More seriously, I run 33 x 11/36 on one of my bikes and, to be honest, where I live it’s mostly fine. Low enough to get up most things, slightly under-geared on road descents, but I can live with that, so I guess I could fit a 40 on the back and then increase the size of the chainring which would give me a similarly lowest gear, but a higher top.
Or I could stick with the 33 chain-ring and have a lower bottom gear, which I probably don’t need. But in either case I end up with a biggish jump somewhere in the middle of the cassette.
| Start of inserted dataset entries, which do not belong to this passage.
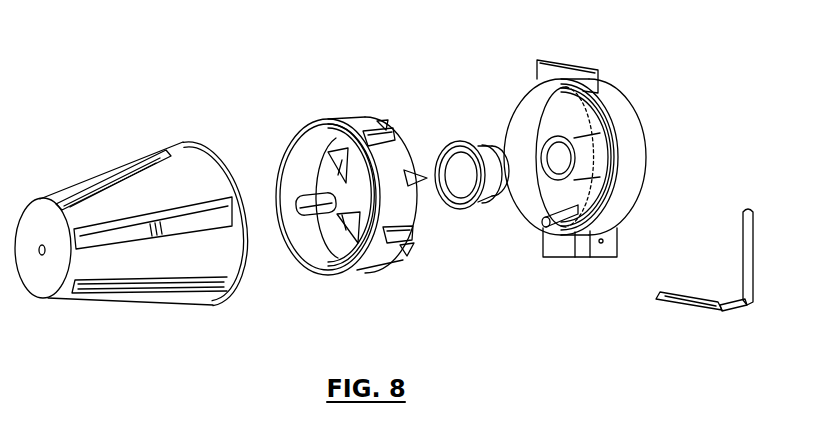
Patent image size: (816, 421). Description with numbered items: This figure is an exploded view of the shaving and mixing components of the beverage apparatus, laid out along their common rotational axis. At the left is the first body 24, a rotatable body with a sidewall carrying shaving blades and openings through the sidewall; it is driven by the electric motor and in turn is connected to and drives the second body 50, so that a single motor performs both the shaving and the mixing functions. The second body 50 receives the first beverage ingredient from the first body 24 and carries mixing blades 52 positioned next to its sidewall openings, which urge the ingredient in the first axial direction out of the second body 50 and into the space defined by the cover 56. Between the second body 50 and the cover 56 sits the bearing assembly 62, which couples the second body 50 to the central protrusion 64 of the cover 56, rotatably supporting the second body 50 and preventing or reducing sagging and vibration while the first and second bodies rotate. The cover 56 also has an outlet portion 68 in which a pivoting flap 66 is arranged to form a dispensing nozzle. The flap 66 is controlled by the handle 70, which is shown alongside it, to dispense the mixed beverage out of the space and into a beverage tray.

The first body 24 is at (57, 180).
The second body 50 is at (304, 114).
The mixing blades 52 is at (316, 214).
The bearing assembly 62 is at (436, 142).
The cover 56 is at (632, 90).
The central protrusion 64 is at (588, 145).
The outlet portion 68 is at (603, 249).
The pivoting flap 66 is at (693, 291).
The handle 70 is at (740, 227).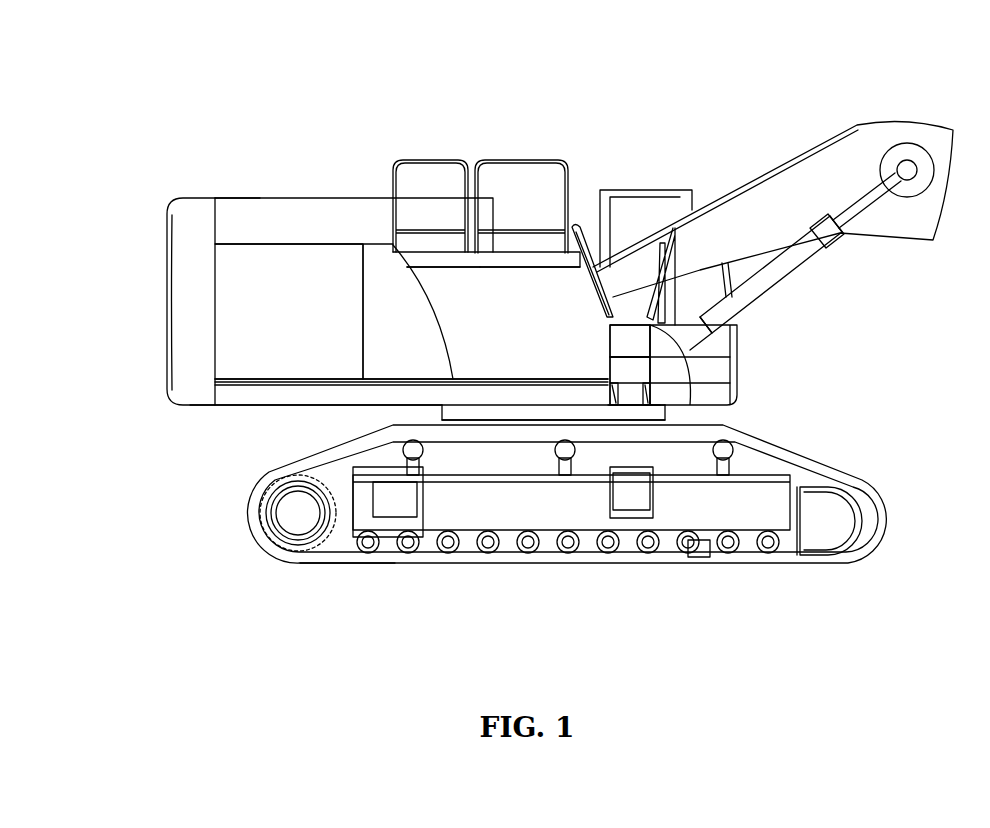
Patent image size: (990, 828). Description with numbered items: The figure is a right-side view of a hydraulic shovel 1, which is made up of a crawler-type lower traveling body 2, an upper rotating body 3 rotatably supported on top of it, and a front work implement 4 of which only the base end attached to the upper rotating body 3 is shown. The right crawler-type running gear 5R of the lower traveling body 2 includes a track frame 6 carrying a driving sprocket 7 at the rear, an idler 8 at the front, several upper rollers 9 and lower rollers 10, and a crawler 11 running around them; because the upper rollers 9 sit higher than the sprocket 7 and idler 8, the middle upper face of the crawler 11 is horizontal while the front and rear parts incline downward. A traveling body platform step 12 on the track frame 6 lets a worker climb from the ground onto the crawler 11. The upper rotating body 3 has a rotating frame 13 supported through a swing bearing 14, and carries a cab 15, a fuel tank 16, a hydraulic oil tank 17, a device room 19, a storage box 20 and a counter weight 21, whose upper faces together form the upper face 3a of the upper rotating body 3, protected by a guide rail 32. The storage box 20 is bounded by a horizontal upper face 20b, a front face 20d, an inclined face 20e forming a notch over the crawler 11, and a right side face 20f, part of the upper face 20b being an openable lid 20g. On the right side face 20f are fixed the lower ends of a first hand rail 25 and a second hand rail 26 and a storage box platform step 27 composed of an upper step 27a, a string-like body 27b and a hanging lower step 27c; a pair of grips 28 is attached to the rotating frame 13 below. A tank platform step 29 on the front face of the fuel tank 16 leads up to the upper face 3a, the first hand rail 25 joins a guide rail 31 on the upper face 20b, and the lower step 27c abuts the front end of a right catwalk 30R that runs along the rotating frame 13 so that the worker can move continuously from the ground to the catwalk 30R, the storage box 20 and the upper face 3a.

The hydraulic shovel 1 is at (466, 77).
The lower traveling body 2 is at (488, 574).
The upper rotating body 3 is at (318, 153).
The upper face of the upper rotating body 3a is at (246, 194).
The front work implement 4 is at (857, 125).
The right crawler-type running gear 5R is at (251, 497).
The track frame 6 is at (552, 502).
The driving sprocket 7 is at (292, 515).
The idler 8 is at (850, 484).
The upper rollers 9 is at (414, 460).
The lower rollers 10 is at (640, 408).
The crawler 11 is at (767, 443).
The traveling body platform step 12 is at (390, 520).
The rotating frame 13 is at (252, 398).
The swing bearing 14 is at (514, 413).
The cab 15 is at (656, 194).
The fuel tank 16 is at (531, 258).
The hydraulic oil tank 17 is at (445, 255).
The device room 19 is at (250, 297).
The storage box 20 is at (749, 253).
The upper face of the storage box 20b is at (625, 325).
The front face of the storage box 20d is at (700, 360).
The inclined face 20e is at (700, 376).
The right side face of the storage box 20f is at (608, 322).
The lid 20g is at (725, 320).
The counter weight 21 is at (190, 222).
The first hand rail 25 is at (722, 345).
The second hand rail 26 is at (608, 338).
The storage box platform step 27 is at (610, 367).
The upper step 27a is at (610, 351).
The string-like body 27b is at (608, 379).
The lower step 27c is at (700, 556).
The grips 28 is at (700, 398).
The tank platform step 29 is at (588, 265).
The right catwalk 30R is at (410, 378).
The guide rail 31 is at (672, 238).
The guide rail 32 is at (420, 160).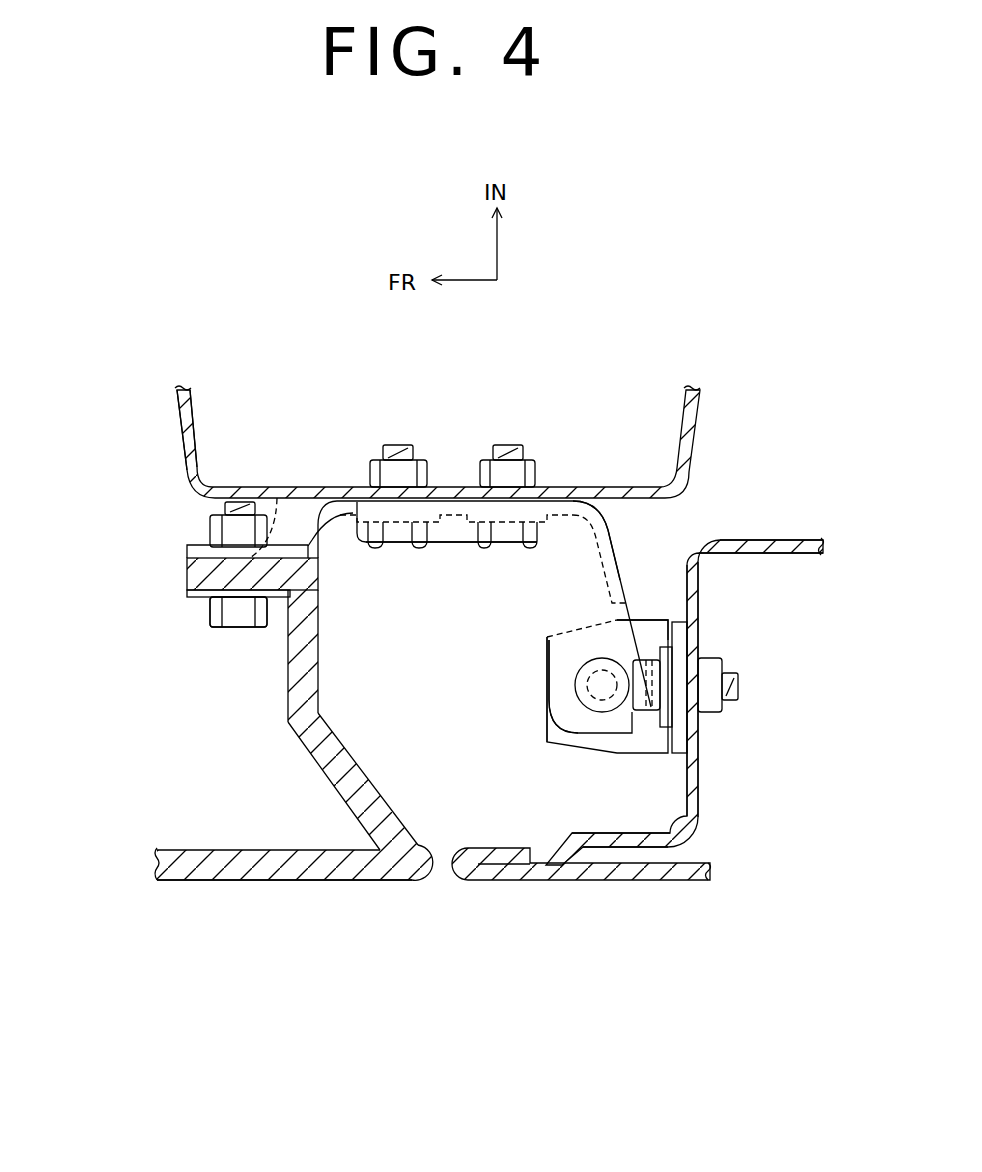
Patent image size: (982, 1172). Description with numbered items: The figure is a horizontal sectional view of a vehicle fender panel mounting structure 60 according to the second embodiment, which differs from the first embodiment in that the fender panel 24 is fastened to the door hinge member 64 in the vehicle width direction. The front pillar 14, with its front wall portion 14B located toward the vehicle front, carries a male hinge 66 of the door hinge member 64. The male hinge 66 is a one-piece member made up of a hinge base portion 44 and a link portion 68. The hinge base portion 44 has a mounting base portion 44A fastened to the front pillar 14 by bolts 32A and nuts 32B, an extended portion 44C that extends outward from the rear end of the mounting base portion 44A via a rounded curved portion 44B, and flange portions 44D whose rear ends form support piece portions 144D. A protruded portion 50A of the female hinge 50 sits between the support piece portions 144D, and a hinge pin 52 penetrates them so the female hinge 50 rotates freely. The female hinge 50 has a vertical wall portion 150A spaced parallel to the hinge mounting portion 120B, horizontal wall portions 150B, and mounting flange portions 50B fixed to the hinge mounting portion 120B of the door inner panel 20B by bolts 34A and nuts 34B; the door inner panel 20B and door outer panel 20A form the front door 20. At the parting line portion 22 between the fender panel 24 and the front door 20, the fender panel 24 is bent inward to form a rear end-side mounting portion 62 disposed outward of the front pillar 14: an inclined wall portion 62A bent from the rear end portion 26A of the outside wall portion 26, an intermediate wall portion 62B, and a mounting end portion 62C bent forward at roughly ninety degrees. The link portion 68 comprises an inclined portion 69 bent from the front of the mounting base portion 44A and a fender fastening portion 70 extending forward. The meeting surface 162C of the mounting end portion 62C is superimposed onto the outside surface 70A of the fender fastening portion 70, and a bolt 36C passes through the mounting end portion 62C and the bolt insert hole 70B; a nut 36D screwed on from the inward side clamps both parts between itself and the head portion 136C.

The front pillar 14 is at (176, 418).
The front wall portion 14B is at (190, 443).
The front door 20 is at (685, 722).
The door outer panel 20A is at (698, 880).
The door inner panel 20B is at (766, 536).
The hinge mounting portion 120B is at (687, 800).
The parting line portion 22 is at (446, 877).
The fender panel 24 is at (270, 907).
The outside wall portion 26 is at (294, 897).
The rear end portion 26A is at (343, 882).
The bolt 32A is at (417, 547).
The nut 32B is at (368, 462).
The bolt 34A is at (637, 712).
The nut 34B is at (710, 660).
The bolt 36C is at (252, 632).
The nut 36D is at (214, 495).
The head portion 136C is at (217, 628).
The hinge base portion 44 is at (521, 538).
The mounting base portion 44A is at (452, 497).
The curved portion 44B is at (597, 507).
The extended portion 44C is at (614, 553).
The flange portion 44D is at (547, 579).
The female hinge 50 is at (626, 697).
The protruded portion 50A is at (567, 752).
The mounting flange portion 50B is at (676, 742).
The vertical wall portion 150A is at (546, 707).
The horizontal wall portion 150B is at (654, 624).
The support piece portion 144D is at (563, 668).
The hinge pin 52 is at (597, 659).
The vehicle fender panel mounting structure 60 is at (179, 558).
The rear end-side mounting portion 62 is at (289, 735).
The inclined wall portion 62A is at (362, 772).
The intermediate wall portion 62B is at (288, 703).
The mounting end portion 62C is at (199, 597).
The door hinge member 64 is at (648, 525).
The male hinge 66 is at (430, 634).
The link portion 68 is at (330, 565).
The inclined portion 69 is at (313, 497).
The fender fastening portion 70 is at (213, 558).
The outside surface 70A is at (188, 572).
The bolt insert hole 70B is at (275, 495).
The meeting surface 162C is at (190, 548).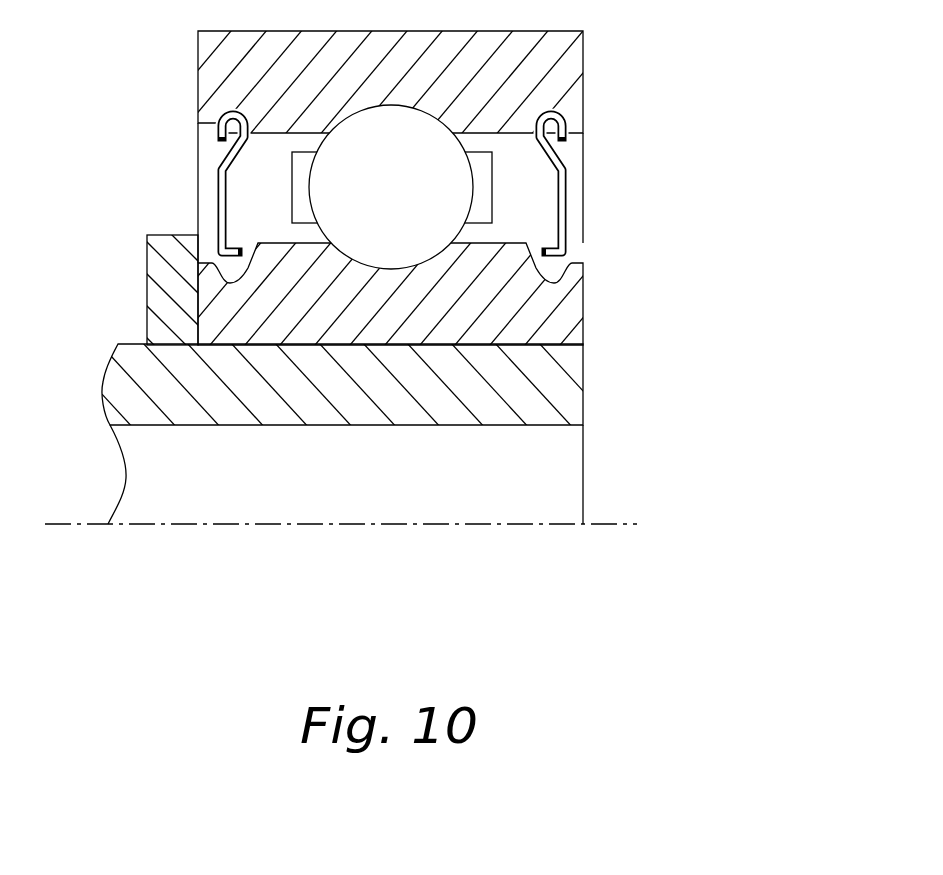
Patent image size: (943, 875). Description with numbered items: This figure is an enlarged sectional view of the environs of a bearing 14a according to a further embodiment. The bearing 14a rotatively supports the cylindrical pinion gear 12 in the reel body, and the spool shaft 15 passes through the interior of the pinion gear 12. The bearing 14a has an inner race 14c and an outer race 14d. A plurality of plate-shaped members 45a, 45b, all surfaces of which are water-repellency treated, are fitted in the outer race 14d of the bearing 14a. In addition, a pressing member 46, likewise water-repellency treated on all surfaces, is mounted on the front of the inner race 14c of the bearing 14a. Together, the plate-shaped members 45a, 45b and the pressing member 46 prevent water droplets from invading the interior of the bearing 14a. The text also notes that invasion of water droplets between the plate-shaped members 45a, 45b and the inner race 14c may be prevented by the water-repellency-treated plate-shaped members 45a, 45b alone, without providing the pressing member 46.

The bearing 14a is at (716, 103).
The inner race 14c is at (565, 312).
The outer race 14d is at (572, 65).
The plate-shaped member 45a is at (217, 198).
The plate-shaped member 45b is at (566, 203).
The pressing member 46 is at (168, 296).
The pinion gear 12 is at (567, 388).
The spool shaft 15 is at (565, 480).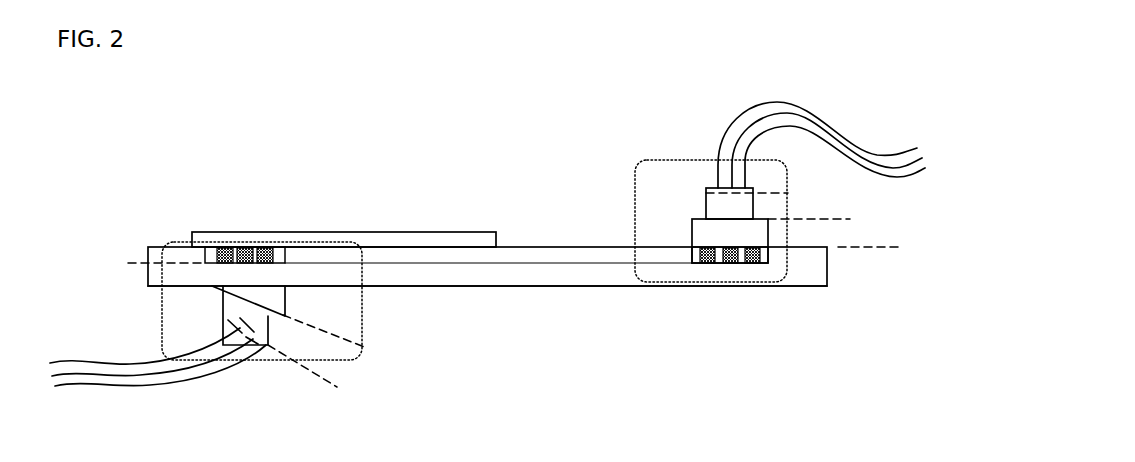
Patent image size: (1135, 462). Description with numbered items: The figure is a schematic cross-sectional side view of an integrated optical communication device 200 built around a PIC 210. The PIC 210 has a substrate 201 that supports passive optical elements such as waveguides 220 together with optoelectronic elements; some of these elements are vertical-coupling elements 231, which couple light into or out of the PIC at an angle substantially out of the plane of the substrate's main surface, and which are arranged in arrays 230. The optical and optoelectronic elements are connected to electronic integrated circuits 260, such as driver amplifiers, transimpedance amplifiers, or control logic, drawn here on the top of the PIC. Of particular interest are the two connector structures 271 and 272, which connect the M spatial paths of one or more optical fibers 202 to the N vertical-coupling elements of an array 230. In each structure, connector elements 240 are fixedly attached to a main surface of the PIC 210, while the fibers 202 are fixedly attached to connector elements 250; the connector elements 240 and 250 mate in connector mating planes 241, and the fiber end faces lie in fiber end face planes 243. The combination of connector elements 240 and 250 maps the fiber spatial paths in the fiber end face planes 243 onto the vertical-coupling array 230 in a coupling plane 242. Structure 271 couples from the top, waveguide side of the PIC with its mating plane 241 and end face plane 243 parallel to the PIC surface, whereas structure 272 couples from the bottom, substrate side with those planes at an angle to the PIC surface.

The integrated optical communication device 200 is at (67, 96).
The substrate 201 is at (565, 277).
The optical fibers 202 is at (95, 368).
The PIC 210 is at (157, 252).
The waveguides 220 is at (580, 258).
The array of vertical-coupling elements 230 is at (285, 248).
The vertical-coupling elements 231 is at (267, 248).
The connector elements 240 is at (280, 299).
The connector mating planes 241 is at (372, 350).
The coupling plane 242 is at (130, 263).
The fiber end face planes 243 is at (337, 383).
The connector elements 250 is at (223, 305).
The electronic integrated circuits 260 is at (417, 240).
The connector structure 271 is at (683, 160).
The connector structure 272 is at (262, 358).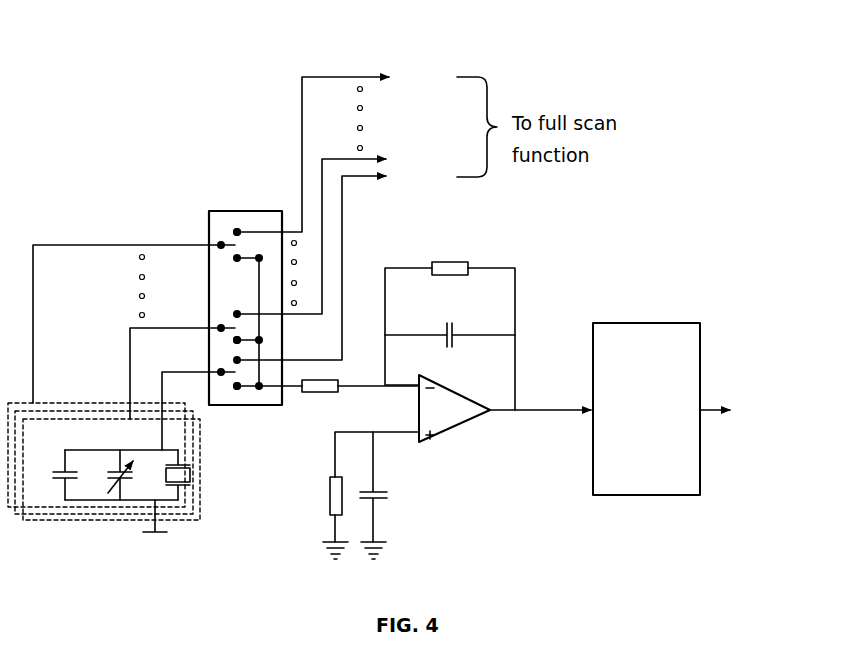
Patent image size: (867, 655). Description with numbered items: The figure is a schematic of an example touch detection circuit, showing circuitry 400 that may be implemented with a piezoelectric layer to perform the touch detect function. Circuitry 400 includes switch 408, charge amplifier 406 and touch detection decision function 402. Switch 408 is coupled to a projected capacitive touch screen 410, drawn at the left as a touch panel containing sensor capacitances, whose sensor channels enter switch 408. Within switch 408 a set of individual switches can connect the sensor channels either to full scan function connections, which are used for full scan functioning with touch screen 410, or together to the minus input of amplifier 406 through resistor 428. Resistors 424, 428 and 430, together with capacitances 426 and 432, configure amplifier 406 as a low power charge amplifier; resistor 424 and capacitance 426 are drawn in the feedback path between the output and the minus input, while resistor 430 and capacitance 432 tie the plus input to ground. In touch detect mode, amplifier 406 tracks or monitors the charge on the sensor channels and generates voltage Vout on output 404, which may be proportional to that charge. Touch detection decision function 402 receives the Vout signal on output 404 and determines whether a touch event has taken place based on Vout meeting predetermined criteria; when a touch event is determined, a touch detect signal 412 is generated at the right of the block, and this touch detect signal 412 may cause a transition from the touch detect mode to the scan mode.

The circuitry 400 is at (132, 152).
The touch detection decision function 402 is at (648, 495).
The output 404 is at (534, 412).
The charge amplifier 406 is at (442, 437).
The switch 408 is at (242, 211).
The projected capacitive touch screen 410 is at (92, 522).
The touch detect signal output 412 is at (712, 407).
The resistor 424 is at (457, 262).
The capacitance 426 is at (456, 331).
The resistor 428 is at (320, 393).
The resistor 430 is at (328, 503).
The capacitance 432 is at (378, 500).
I don’t think I need a lower gear anyway – maybe if I lived somewhere hillier than the Peak – and I’m quite a normal, regular kind of rider and if I did live somewhere with really steep climbs, I’d probably just have a triple or double anyway.
I guess the bottom line for me is that:
1. I’m not sure why you’d need either a lower gear or a wider spread of gears, off road at least.
2. It’s not like like having a single front ring is so astonishingly brilliant that I wouldn’t just put up with a few hundred grammes of extra weight and simply fit a front mech, shifter and another chain ring or two.
I’m amused that people seem furious over the whole wheel size thing, but SRAM’s extortionately priced 1×11 system and the aftermarket’s attempts to replicate the range with a 10-speed cassette, also at highish prices – add in those wide/narrow rings too, seems to fly completely under the radar.
Why’s SRAM’s stuff in the area so expensive? A cynic might think that if it were affordable, it would mean selling fewer cranks, chainrings and shifters, so the price is artificially inflated to keep things nicely profitable.